Die Bedeutung dieses aktiven Dialogs ist in den vergangenen Jahren stark gewachsen. Asset Manager verwalten heute größere Vermögen denn je und stehen gleichzeitig unter zunehmendem Druck, diese Macht verantwortungsvoll einzusetzen. Regulatoren, Kunden und die Öffentlichkeit erwarten, dass Investoren ihren Einfluss nutzen, um Unternehmen in Richtung Nachhaltigkeit und langfristigen Erfolg zu lenken.
Zugleich stehen Asset Manager beim Dialog mit Unternehmen vor einem Dilemma: Einerseits steigen die Anforderungen an Qualität und Dokumentation von Engagement-Aktivitäten, andererseits fehlen oft die Ressourcen für eine effektive Umsetzung. Zu diesem Schluss kommt ein aktuelles Whitepaper des britischen Impact-Investors WHEB Asset Management.

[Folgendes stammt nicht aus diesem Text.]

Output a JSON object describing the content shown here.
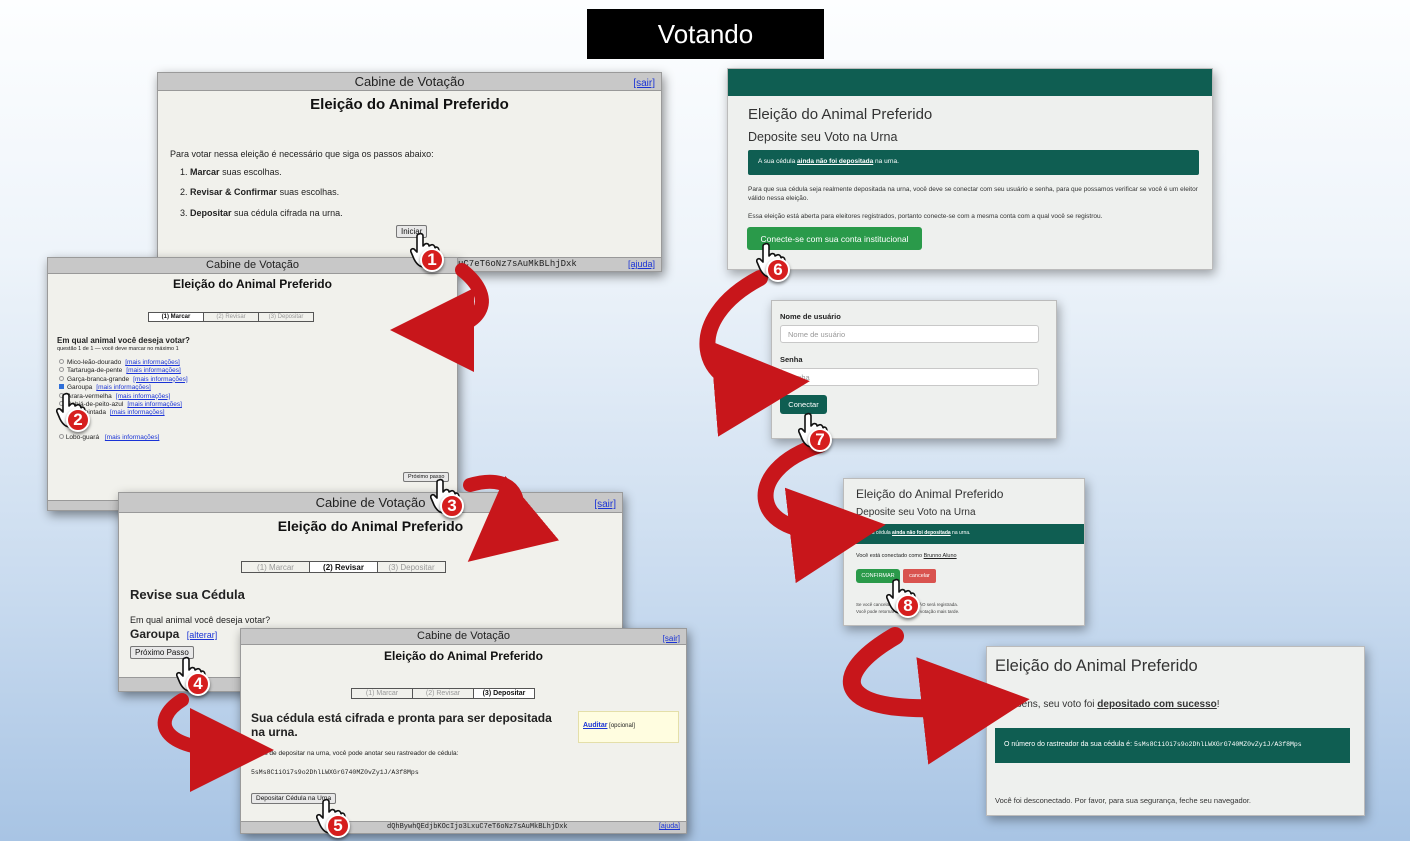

„Die dominante Erzählung der letzten Jahre war die nach mehr Stewardship und Engagement. Das verfehlt den Punkt. Stattdessen sollte der Fokus auf effektiverem Stewardship und Engagement liegen, das seinen Zweck erfüllt, langfristigen Wert für Kunden zu schaffen“, heißt es in dem 20-seitigen Dokument.
Ressourcen reichen nicht aus
Eine vom Whitepaper zitierte aktuelle Studie des Thinking Ahead Institute zeigt, dass Asset Manager derzeit nur etwa die Hälfte der Ressourcen zur Verfügung haben, die für eine effektive Ausübung ihrer treuhänderischen Pflichten nötig wären.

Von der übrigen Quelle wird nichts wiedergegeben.